Leipzig rastet kader um: wer kommt, wer geht?

Rasante Wechsel an der Leipziger Transferbörse! Während die Konkurrenz noch die Sommermärchen genießt, krempelt RB Leipzig das Team für die Saison 2026/27 um. Ein Blick auf die Zugänge und Abgänge offenbart eine ambitionierte Strategie, die sowohl auf Leihende als auch auf feste Transfers setzt.

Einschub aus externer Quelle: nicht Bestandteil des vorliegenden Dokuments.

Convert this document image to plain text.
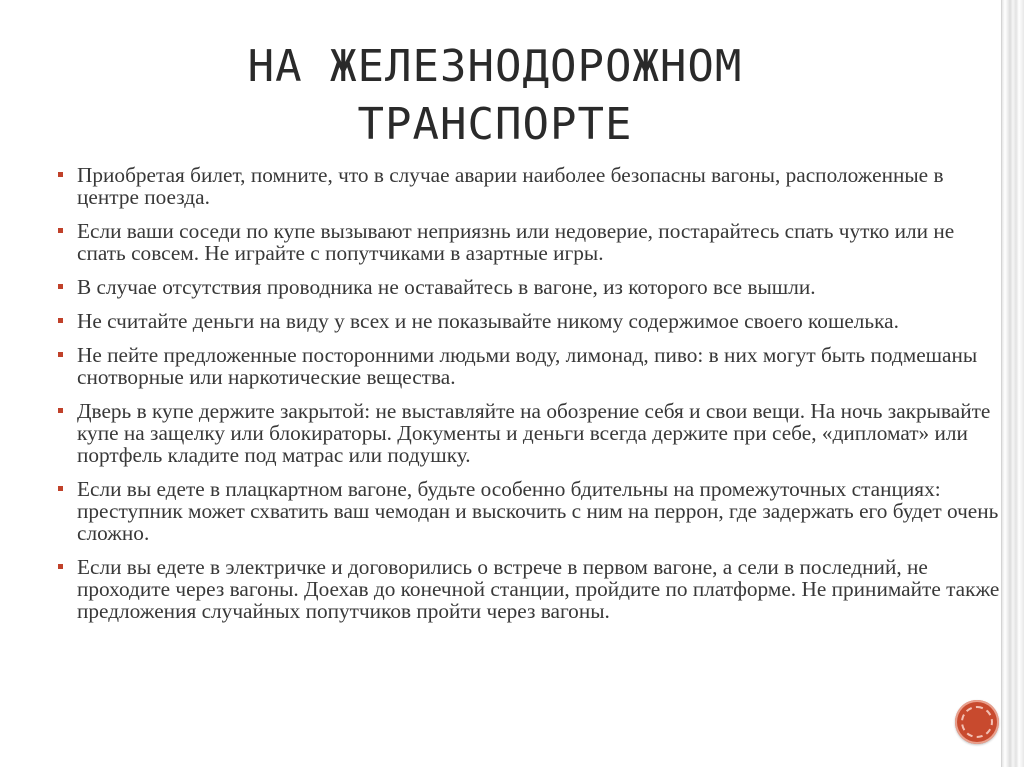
НА ЖЕЛЕЗНОДОРОЖНОМ
ТРАНСПОРТЕ
Приобретая билет, помните, что в случае аварии наиболее безопасны вагоны, расположенные в центре поезда.
Если ваши соседи по купе вызывают неприязнь или недоверие, постарайтесь спать чутко или не спать совсем. Не играйте с попутчиками в азартные игры.
В случае отсутствия проводника не оставайтесь в вагоне, из которого все вышли.
Не считайте деньги на виду у всех и не показывайте никому содержимое своего кошелька.
Не пейте предложенные посторонними людьми воду, лимонад, пиво: в них могут быть подмешаны снотворные или наркотические вещества.
Дверь в купе держите закрытой: не выставляйте на обозрение себя и свои вещи. На ночь закрывайте купе на защелку или блокираторы. Документы и деньги всегда держите при себе, «дипломат» или портфель кладите под матрас или подушку.
Если вы едете в плацкартном вагоне, будьте особенно бдительны на промежуточных станциях: преступник может схватить ваш чемодан и выскочить с ним на перрон, где задержать его будет очень сложно.
Если вы едете в электричке и договорились о встрече в первом вагоне, а сели в последний, не проходите через вагоны. Доехав до конечной станции, пройдите по платформе. Не принимайте также предложения случайных попутчиков пройти через вагоны.
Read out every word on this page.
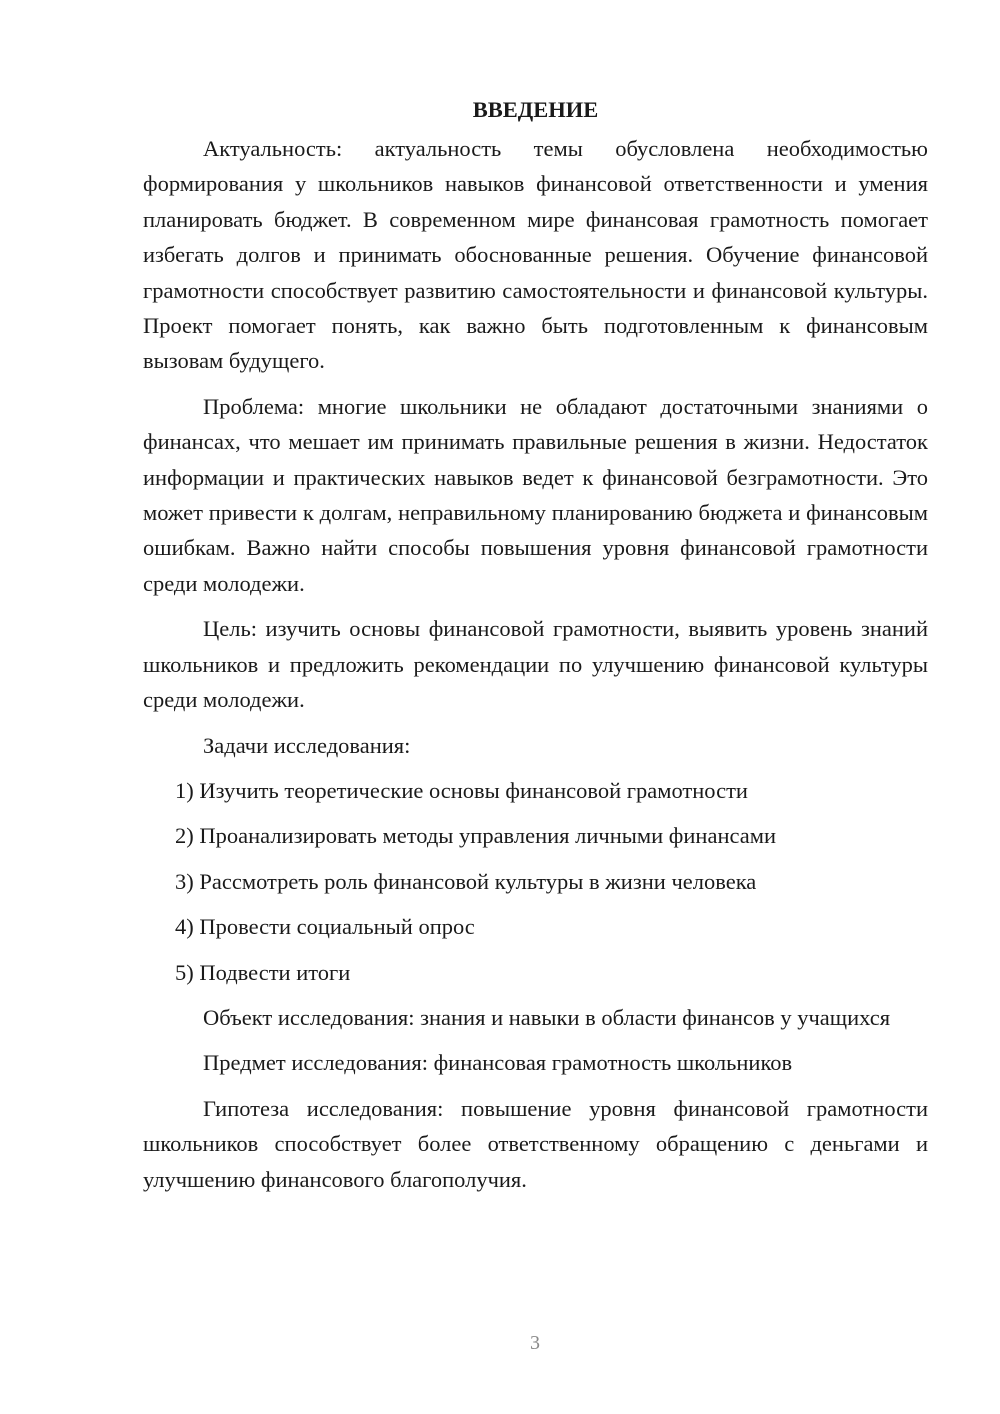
ВВЕДЕНИЕ

Актуальность: актуальность темы обусловлена необходимостью формирования у школьников навыков финансовой ответственности и умения планировать бюджет. В современном мире финансовая грамотность помогает избегать долгов и принимать обоснованные решения. Обучение финансовой грамотности способствует развитию самостоятельности и финансовой культуры. Проект помогает понять, как важно быть подготовленным к финансовым вызовам будущего.

Проблема: многие школьники не обладают достаточными знаниями о финансах, что мешает им принимать правильные решения в жизни. Недостаток информации и практических навыков ведет к финансовой безграмотности. Это может привести к долгам, неправильному планированию бюджета и финансовым ошибкам. Важно найти способы повышения уровня финансовой грамотности среди молодежи.

Цель: изучить основы финансовой грамотности, выявить уровень знаний школьников и предложить рекомендации по улучшению финансовой культуры среди молодежи.

Задачи исследования:

1) Изучить теоретические основы финансовой грамотности
2) Проанализировать методы управления личными финансами
3) Рассмотреть роль финансовой культуры в жизни человека
4) Провести социальный опрос
5) Подвести итоги

Объект исследования: знания и навыки в области финансов у учащихся

Предмет исследования: финансовая грамотность школьников

Гипотеза исследования: повышение уровня финансовой грамотности школьников способствует более ответственному обращению с деньгами и улучшению финансового благополучия.

3
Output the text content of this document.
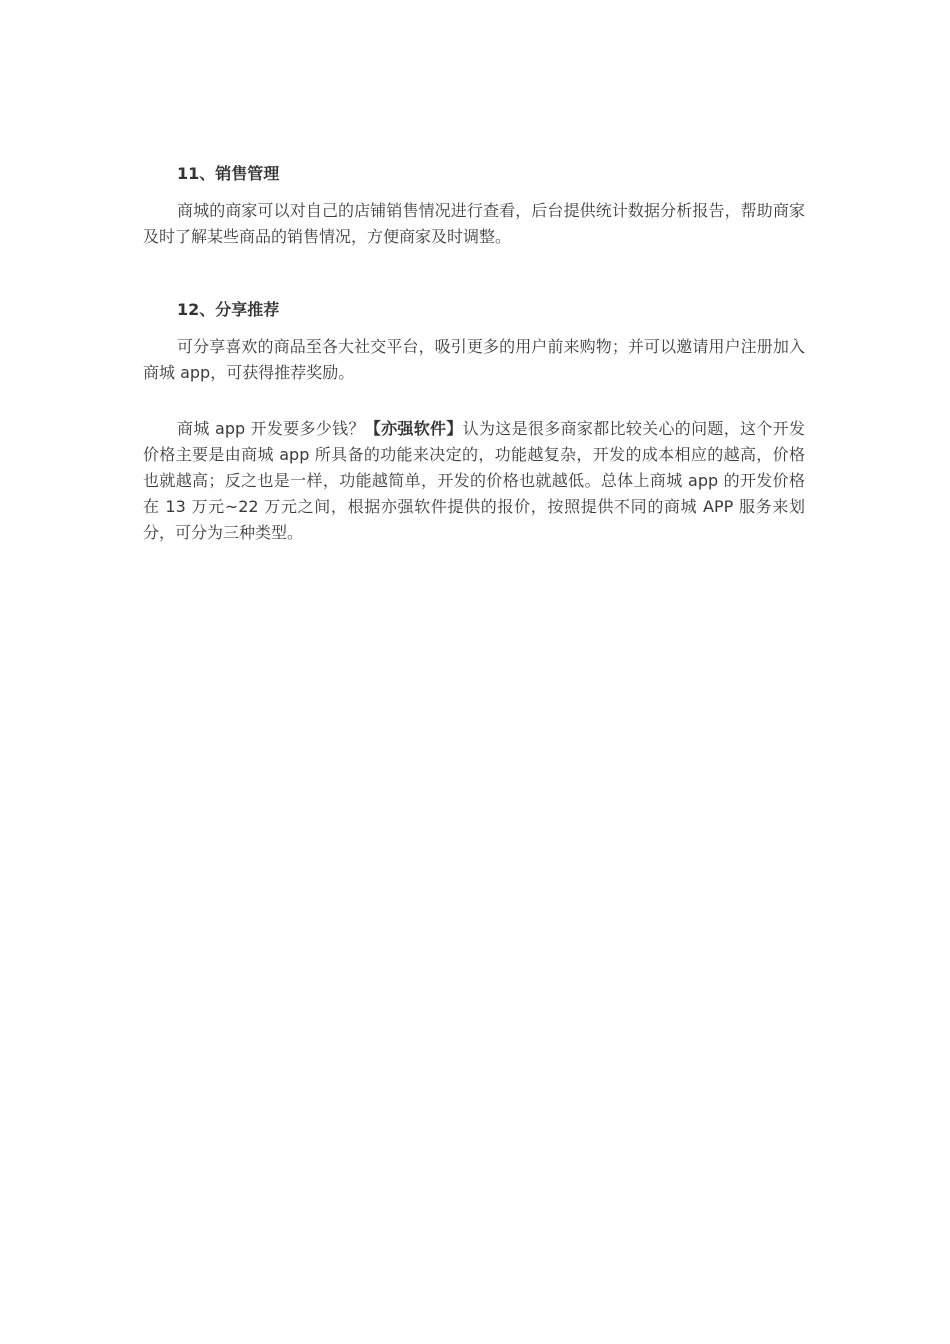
11、销售管理

商城的商家可以对自己的店铺销售情况进行查看，后台提供统计数据分析报告，帮助商家及时了解某些商品的销售情况，方便商家及时调整。

12、分享推荐

可分享喜欢的商品至各大社交平台，吸引更多的用户前来购物；并可以邀请用户注册加入商城 app，可获得推荐奖励。

商城 app 开发要多少钱？【亦强软件】认为这是很多商家都比较关心的问题，这个开发价格主要是由商城 app 所具备的功能来决定的，功能越复杂，开发的成本相应的越高，价格也就越高；反之也是一样，功能越简单，开发的价格也就越低。总体上商城 app 的开发价格在 13 万元~22 万元之间，根据亦强软件提供的报价，按照提供不同的商城 APP 服务来划分，可分为三种类型。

Neuzugänge: talent und erfahrung treffen aufeinander

Die Führungsetage der Roten Bullen hat sich in der Breite verstärkt. Mit Timo Schlieck vom Greuther Fürth, Jonathan Norbye aus Frederikstad und Abdoul Koné vom Stade Reims kommen drei junge Verteidiger zurück, deren Leihe nun ein Ende hat. Ein besonderes Augenmerk gilt Lutsharel Geertruida von Sunderland, der mit seiner Erfahrung und Flexibilität die Abwehr verstärken soll. Im Mittelfeld konnte man mit Arthur Vermeeren (Olympique Marseille) und Eljif Elmas (SSC Neapel) zwei vielversprechende Talente an Land ziehen, die für frischen Wind sorgen sollen. Rocco Reitz vom Borussia M’gladbach rundet das Mittelfeldgefüge ab, während Robert Ramsak im Angriff für neue Impulse sorgen soll.

Die Verpflichtung von Arthur Vermeeren ist besonders bemerkenswert, da der junge Belgier als potenzieller Stammspieler gehandelt wird. Die Frage ist, ob er sich gegen die etablierte Konkurrenz durchsetzen kann.

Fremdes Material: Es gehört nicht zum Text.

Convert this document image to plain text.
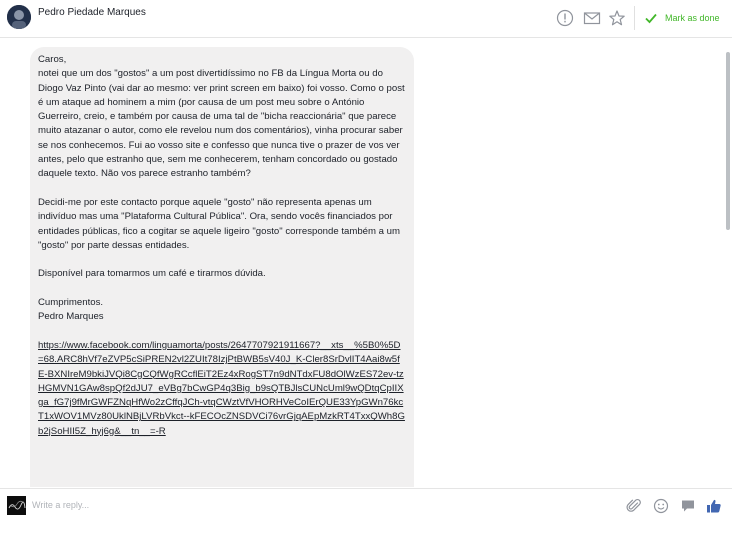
Pedro Piedade Marques	Mark as done

Caros,
notei que um dos "gostos" a um post divertidíssimo no FB da Língua Morta ou do Diogo Vaz Pinto (vai dar ao mesmo: ver print screen em baixo) foi vosso. Como o post é um ataque ad hominem a mim (por causa de um post meu sobre o António Guerreiro, creio, e também por causa de uma tal de "bicha reaccionária" que parece muito atazanar o autor, como ele revelou num dos comentários), vinha procurar saber se nos conhecemos. Fui ao vosso site e confesso que nunca tive o prazer de vos ver antes, pelo que estranho que, sem me conhecerem, tenham concordado ou gostado daquele texto. Não vos parece estranho também?

Decidi-me por este contacto porque aquele "gosto" não representa apenas um indivíduo mas uma "Plataforma Cultural Pública". Ora, sendo vocês financiados por entidades públicas, fico a cogitar se aquele ligeiro "gosto" corresponde também a um "gosto" por parte dessas entidades.

Disponível para tomarmos um café e tirarmos dúvida.

Cumprimentos.
Pedro Marques

https://www.facebook.com/linguamorta/posts/2647707921911667?__xts__%5B0%5D=68.ARC8hVf7eZVP5cSiPREN2vl2ZUIt78IzjPtBWB5sV40J_K-Cler8SrDvlIT4Aai8w5fE-BXNIreM9bkiJVQi8CgCQfWgRCcflEiT2Ez4xRogST7n9dNTdxFU8dOlWzES72ev-tzHGMVN1GAw8spQf2dJU7_eVBg7bCwGP4q3Big_b9sQTBJlsCUNcUml9wQDtqCpIIXga_fG7j9fMrGWFZNqHfWo2zCffqJCh-vtqCWztVfVHORHVeCoIErQUE33YpGWn76kcT1xWOV1MVz80UklNBjLVRbVkct--kFECOcZNSDVCi76vrGjqAEpMzkRT4TxxQWh8Gb2jSoHII5Z_hyj6g&__tn__=-R
Write a reply...
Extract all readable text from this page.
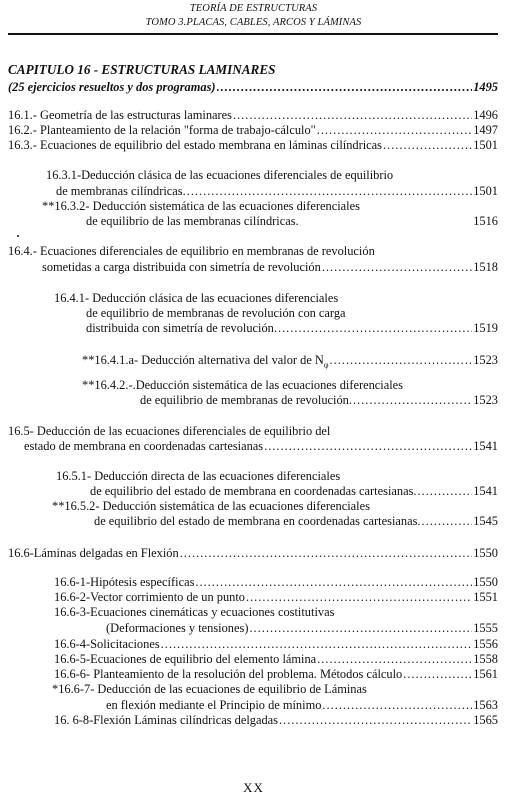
TEORÍA DE ESTRUCTURAS
TOMO 3.PLACAS, CABLES, ARCOS Y LÁMINAS
CAPITULO 16 - ESTRUCTURAS LAMINARES
(25 ejercicios resueltos y dos programas) .....	1495
16.1.- Geometría de las estructuras laminares .....	1496
16.2.- Planteamiento de la relación "forma de trabajo-cálculo" .....	1497
16.3.- Ecuaciones de equilibrio del estado membrana en láminas cilíndricas .....	1501
16.3.1-Deducción clásica de las ecuaciones diferenciales de equilibrio
de membranas cilíndricas. .....	1501
**16.3.2- Deducción sistemática de las ecuaciones diferenciales
de equilibrio de las membranas cilíndricas.	1516
16.4.- Ecuaciones diferenciales de equilibrio en membranas de revolución
sometidas a carga distribuida con simetría de revolución .....	1518
16.4.1- Deducción clásica de las ecuaciones diferenciales
de equilibrio de membranas de revolución con carga
distribuida con simetría de revolución. .....	1519
**16.4.1.a- Deducción alternativa del valor de $N_\varphi$ .....	1523
**16.4.2.-.Deducción sistemática de las ecuaciones diferenciales
de equilibrio de membranas de revolución. .....	1523
16.5- Deducción de las ecuaciones diferenciales de equilibrio del
estado de membrana en coordenadas cartesianas .....	1541
16.5.1- Deducción directa de las ecuaciones diferenciales
de equilibrio del estado de membrana en coordenadas cartesianas. .....	1541
**16.5.2- Deducción sistemática de las ecuaciones diferenciales
de equilibrio del estado de membrana en coordenadas cartesianas. .....	1545
16.6-Láminas delgadas en Flexión .....	1550
16.6-1-Hipótesis específicas .....	1550
16.6-2-Vector corrimiento de un punto .....	1551
16.6-3-Ecuaciones cinemáticas y ecuaciones costitutivas
(Deformaciones y tensiones) .....	1555
16.6-4-Solicitaciones .....	1556
16.6-5-Ecuaciones de equilibrio del elemento lámina .....	1558
16.6-6- Planteamiento de la resolución del problema. Métodos cálculo .....	1561
*16.6-7- Deducción de las ecuaciones de equilibrio de Láminas
en flexión mediante el Principio de mínimo .....	1563
16. 6-8-Flexión Láminas cilíndricas delgadas .....	1565
XX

Abgänge: platz für neue gesichter

Abgänge: platz für neue gesichter

Kosta Nedeljkovic vollendet seine Leihe bei Aston Villa, während Frederik Jäkel nun fest für Eintracht Braunschweig verpflichtet wurde. Ein Abschied von Xaver Schlager, der vereinslos weiterzieht, ist ebenfalls zu vermelden. Brajaan Gruda wird in die Premier League zu Brighton & Hove Albion zurückkehren. Ein großer Verlust könnte Lois Openda sein, der zu Juventus Turin wechselt – ein Transfer, der die Leipziger Offensive deutlich schwächen könnte. Die Frage, wie man diesen Verlust kompensieren wird, bleibt offen.

Die Trennung von Openda ist ein herber Schlag für RB Leipzig. Seine Schnelligkeit und sein Torinstinkt werden im kommenden Jahr schwer zu ersetzen sein. Die Leihende von Spielern wie Nedeljkovic und Gruda zeigen, dass die sportliche Führung möglicherweise nicht von deren Leistungen überzeugt war.

Die Transferperiode ist noch lange nicht abgeschlossen, und es bleibt spannend zu beobachten, welche weiteren Veränderungen sich noch ergeben werden. RB Leipzig scheint entschlossen, sich für die kommende Saison bestmöglich aufzustellen – auch wenn der Abschied von Openda eine große Herausforderung darstellt.